Chapter summaries Alchemy of Secrets Stephanie Garber

Chapter 4: Folklore 517 – The Best Sidecar in Town

⚠️ Spoiler Warning

This study guide reveals the full contents of Chapter 4. Read ahead only if you’re reviewing after finishing the chapter.


Summary

The second session of Folklore 517 takes place in the same old theater, now heavy with the smell of caramel corn. The Professor opens with a silent slide show featuring a black-and-gold art deco business card. Across images dated 1927, 1936, and 1942, the card’s design is identical, but the central writing—blurred in the earliest slide—is absent from the older ones. When a student blurts out if they are meant to find such a card, the Professor corrects him: the cards cannot be found; they must be obtained. She then unveils the lore: a particular haunted hotel in Los Angeles is frequented by the devil, who favors their sidecars. Buying him the cocktail earns you one of his business cards, which grants a single appointment and a deal for whatever you desire. Once used, the writing vanishes. The second-person narrator remains skeptical, doubting the images are real, but leaves the theater wanting a card anyway.


Key Events

  • The classroom again smells of caramel corn or Cracker Jack, setting a peculiar atmosphere.
  • The Professor displays a series of photographs of the same black-and-gold art deco business card, with dates marching backward from 1942 to 1927.
  • A hand shoots up without waiting; a student asks if the assignment is to find one of these cards.
  • The Professor laughs drily and clarifies that the cards are not found—there is only one way to obtain them.
  • She recounts the story of a haunted L.A. hotel the devil visits to drink sidecars. A sidecar bought for the devil yields his business card.
  • Each card allows a single deal meeting; the written portion disappears after use, explaining the blank cards.
  • The narrator mentally pushes back, considering the photographic evidence easily faked, yet exits craving one of the cards.

Character Development

  • The Professor: She continues to lecture through immersive storytelling rather than direct teaching. Her “Mona Lisa smile” and raspy laugh reinforce her cryptic, performative style. She observes the narrator’s whispered exchange without missing a beat, suggesting an uncanny awareness.
  • The Narrator (second-person protagonist): Moves from passive fascination to a skeptical internal rebellion. Though they dismiss the devil as a myth and the slides as probable forgeries, the closing admission—“you want one of those cards”—reveals a growing susceptibility to the allure of the impossible.

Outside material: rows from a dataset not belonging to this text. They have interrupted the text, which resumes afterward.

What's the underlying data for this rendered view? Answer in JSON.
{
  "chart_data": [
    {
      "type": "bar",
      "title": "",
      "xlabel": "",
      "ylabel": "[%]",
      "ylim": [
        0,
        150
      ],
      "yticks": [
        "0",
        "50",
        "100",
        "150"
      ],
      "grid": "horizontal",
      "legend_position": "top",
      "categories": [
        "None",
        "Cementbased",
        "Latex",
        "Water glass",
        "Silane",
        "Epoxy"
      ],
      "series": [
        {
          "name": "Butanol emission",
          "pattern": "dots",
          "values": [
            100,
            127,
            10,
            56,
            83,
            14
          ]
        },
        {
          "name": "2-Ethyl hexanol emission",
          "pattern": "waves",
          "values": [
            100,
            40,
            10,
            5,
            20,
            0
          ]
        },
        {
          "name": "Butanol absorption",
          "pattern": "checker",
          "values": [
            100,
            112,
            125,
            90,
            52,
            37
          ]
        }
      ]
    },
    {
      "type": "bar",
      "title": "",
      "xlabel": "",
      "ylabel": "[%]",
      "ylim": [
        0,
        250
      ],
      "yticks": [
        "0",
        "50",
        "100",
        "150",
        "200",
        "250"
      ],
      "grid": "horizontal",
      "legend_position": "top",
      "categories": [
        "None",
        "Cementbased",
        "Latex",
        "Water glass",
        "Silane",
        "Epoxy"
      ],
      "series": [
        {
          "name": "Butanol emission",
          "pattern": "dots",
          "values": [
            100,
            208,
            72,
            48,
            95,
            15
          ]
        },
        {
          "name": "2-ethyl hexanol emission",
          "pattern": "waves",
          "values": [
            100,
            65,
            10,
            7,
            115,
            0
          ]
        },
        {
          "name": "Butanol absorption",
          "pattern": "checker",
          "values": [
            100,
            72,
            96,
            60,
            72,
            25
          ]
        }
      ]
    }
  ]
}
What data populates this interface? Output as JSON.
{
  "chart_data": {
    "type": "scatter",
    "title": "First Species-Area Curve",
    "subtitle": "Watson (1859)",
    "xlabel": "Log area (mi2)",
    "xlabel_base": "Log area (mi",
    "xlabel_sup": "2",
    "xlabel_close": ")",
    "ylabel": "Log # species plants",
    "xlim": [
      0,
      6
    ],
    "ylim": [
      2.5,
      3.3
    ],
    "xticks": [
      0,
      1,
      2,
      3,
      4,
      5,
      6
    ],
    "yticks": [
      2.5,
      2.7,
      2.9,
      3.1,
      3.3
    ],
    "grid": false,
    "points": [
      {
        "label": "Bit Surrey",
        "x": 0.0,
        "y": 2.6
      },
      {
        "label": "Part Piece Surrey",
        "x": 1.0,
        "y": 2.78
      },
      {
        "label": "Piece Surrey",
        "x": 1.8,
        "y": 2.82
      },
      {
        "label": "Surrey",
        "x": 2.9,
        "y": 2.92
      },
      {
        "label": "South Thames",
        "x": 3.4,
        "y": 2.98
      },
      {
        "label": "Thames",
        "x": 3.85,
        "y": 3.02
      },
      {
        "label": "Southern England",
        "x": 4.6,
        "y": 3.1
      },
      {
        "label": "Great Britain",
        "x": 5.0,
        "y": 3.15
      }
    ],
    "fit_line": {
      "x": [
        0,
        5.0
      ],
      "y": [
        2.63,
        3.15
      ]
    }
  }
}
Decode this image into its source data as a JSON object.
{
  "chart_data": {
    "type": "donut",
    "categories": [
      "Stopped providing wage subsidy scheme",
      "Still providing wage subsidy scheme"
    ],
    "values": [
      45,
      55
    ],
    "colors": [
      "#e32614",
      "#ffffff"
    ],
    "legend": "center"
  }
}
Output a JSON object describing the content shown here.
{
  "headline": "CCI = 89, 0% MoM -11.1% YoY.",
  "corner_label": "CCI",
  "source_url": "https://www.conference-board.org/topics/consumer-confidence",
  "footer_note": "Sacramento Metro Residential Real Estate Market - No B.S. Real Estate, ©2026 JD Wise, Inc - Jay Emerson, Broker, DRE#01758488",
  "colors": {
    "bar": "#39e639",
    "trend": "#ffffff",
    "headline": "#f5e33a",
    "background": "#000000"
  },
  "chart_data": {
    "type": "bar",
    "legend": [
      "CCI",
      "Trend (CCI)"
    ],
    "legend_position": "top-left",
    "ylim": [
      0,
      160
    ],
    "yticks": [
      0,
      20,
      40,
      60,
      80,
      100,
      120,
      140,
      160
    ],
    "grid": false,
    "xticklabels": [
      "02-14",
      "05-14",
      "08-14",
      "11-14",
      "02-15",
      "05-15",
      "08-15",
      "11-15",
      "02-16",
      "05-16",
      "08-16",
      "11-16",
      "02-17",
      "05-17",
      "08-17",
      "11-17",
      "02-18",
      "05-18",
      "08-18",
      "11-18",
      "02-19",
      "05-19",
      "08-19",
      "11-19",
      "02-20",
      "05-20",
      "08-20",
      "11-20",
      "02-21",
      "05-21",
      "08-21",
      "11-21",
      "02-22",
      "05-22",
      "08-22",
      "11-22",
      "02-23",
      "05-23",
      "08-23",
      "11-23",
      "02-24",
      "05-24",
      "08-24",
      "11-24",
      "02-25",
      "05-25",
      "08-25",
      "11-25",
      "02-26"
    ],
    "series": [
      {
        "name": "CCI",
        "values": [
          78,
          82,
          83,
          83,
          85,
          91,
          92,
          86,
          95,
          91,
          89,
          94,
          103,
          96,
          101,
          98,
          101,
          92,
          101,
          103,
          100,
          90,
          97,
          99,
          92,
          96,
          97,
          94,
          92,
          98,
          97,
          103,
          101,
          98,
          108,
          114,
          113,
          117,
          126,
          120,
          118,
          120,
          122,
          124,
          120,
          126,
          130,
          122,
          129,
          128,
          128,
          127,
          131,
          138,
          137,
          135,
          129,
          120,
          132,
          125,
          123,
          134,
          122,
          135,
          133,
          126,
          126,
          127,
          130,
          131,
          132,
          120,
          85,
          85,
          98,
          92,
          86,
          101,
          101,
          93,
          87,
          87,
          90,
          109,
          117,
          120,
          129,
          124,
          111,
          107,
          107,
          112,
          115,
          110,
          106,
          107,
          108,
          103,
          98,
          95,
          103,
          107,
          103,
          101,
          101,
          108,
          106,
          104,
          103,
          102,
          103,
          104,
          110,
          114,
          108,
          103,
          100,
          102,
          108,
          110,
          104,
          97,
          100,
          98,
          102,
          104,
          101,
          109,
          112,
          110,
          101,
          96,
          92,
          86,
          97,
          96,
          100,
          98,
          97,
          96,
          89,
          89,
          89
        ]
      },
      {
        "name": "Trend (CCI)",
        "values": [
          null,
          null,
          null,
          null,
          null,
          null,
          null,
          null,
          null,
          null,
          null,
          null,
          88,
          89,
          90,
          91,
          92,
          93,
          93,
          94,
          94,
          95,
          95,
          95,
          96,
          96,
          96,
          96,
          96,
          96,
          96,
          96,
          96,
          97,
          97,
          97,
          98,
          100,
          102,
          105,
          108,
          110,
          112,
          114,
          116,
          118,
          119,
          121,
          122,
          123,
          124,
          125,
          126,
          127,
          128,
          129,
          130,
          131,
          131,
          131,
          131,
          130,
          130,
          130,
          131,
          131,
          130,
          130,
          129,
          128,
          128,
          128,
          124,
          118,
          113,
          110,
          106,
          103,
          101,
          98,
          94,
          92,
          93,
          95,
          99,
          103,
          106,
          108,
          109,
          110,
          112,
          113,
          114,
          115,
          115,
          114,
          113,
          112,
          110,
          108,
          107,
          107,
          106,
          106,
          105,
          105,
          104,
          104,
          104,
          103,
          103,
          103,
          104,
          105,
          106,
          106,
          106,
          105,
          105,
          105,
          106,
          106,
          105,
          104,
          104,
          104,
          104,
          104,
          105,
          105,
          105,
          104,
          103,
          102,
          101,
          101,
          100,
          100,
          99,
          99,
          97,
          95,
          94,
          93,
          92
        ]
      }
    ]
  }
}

Themes, Symbols, or Motifs

  • The Temptation of the Forbidden Deal: The devil’s card represents a shortcut to any desire, echoing classic Faustian bargains. The chapter frames the offer as sinister yet irresistible.
  • Appearance vs. Reality: The narrator questions the photographs’ authenticity, yet the identical border across decades plants a seed of doubt. The blurred-to-blank progression suggests secrets evaporating once used, literalizing the idea that some truths cannot be captured.
  • Art Deco Motif: The elegant, persistent borders of the card symbolize timeless allure, linking the past to the present and hinting at a hidden, continuous underworld.

Why This Chapter Matters

Chapter 4 anchors the folklore course in a tangible legend with rules, moving from atmospheric setup to a concrete recipe for supernatural encounter. It plants the central device—the devil’s business card—as a potential object of pursuit. The narrator’s shift from skepticism to longing mirrors the reader’s own hook; we now understand that deals with the devil could be more than metaphor. This chapter also deepens the Professor’s enigmatic authority, suggesting she knows far more than she’s telling, and sets up a possible quest for the haunted hotel.


Study Questions and Answers

1. How does the Professor’s use of silence and imagery influence the class’s engagement?
She forces the students to interpret the slides themselves, building curiosity before providing context. The silence makes her eventual story more impactful and ensures everyone is paying sharp attention, as shown by the complete stillness of the room.

2. What is the significance of the blank business cards in the older photographs?
The blanks imply that the cards had been used for deals, erasing the writing. This visual proof—if genuine—suggests the devil’s bargain is finite and consumable, adding a dimension of scarcity and consequence to the legend.

3. Why does the narrator want a card despite overt skepticism?
The desire illustrates the pull of wish-fulfillment even on a rational mind. The narrator recognizes the myth’s appeal even as they doubt the evidence, exposing a universal human weakness for the promise of getting whatever you want with a simple transaction.